Our core view is that the way forward is more through innovation, technology, product developments, and developing new and innovative sustainable business models than cross-subsidization. There are a number of reasons for this, largely based on the fact that creating subsidies is not sustainable in the long run. It tends to build in a dependence upon the subsidy and doesn't necessarily spur the kind of innovation that you're looking for to actually have sustainable models.

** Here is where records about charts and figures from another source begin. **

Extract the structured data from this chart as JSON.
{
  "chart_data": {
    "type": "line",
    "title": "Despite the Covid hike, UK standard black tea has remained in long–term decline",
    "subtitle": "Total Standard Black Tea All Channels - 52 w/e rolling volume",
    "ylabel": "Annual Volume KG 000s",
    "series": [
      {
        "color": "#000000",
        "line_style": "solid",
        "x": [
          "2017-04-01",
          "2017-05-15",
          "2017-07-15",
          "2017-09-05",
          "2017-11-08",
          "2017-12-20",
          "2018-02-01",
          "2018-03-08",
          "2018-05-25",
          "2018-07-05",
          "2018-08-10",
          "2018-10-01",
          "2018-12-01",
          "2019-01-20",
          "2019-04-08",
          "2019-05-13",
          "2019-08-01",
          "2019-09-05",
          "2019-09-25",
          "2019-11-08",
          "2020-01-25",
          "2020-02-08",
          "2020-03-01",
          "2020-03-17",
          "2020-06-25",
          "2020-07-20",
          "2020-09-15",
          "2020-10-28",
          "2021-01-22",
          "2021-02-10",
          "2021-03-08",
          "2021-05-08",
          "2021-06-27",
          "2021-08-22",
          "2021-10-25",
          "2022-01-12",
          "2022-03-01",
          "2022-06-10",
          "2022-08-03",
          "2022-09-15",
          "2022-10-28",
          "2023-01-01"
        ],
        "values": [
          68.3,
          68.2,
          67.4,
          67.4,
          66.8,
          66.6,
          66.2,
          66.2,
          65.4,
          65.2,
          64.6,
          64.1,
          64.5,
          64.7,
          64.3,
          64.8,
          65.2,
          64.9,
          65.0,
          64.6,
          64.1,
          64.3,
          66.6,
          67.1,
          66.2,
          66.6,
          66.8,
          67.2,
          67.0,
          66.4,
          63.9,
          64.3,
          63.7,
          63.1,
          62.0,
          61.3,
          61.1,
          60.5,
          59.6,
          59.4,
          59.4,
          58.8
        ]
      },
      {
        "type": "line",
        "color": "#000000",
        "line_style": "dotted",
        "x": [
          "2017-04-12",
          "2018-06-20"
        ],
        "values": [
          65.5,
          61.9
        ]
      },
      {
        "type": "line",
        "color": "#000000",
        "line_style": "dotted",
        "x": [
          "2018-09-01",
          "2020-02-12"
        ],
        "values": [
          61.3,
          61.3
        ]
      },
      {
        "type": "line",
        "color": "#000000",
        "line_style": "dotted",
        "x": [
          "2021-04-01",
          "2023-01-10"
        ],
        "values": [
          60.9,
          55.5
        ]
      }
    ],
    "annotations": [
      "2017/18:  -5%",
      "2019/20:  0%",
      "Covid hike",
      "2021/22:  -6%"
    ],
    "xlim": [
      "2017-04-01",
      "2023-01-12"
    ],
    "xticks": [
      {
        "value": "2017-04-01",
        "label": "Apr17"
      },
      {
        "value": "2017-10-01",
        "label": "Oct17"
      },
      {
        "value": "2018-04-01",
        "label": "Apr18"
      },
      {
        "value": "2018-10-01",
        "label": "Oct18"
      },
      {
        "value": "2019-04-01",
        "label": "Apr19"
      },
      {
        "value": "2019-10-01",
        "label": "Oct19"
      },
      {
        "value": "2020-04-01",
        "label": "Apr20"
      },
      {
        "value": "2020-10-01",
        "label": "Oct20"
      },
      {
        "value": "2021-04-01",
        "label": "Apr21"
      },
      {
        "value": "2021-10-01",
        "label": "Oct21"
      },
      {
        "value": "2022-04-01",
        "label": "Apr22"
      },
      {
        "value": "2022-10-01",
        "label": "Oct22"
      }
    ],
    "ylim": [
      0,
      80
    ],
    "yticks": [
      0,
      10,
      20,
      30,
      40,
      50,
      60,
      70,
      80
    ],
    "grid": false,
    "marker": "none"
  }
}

The big challenge that everyone's facing right now is essentially the disruption. You had an entire industry built around certain preconditions—they were geographically limited, they essentially had control of production and distribution, and they were the ones who had control of the audience. The Internet changed that, by virtue of the fact that anyone can get information anywhere they want. A lot of the core-value propositions that newspapers used to offer, not just advertising but also classifieds, have been disrupted. Craigslist and Kijiji were great disrupters, and this all pulled that bundle of value apart. Now it is the newspapers that are trying to figure out how they can adapt to the age. At the same time, they are effectively encumbered by legacy costs driven by the print business.
Where you're seeing the real innovation is on the pure digital players, the guys who are emerging from local communities who aren't coming from that space. They are not encumbered by those costs, and they can actually leverage the digital tools. This means they can produce at very low cost, except for their time, sweat, and tears.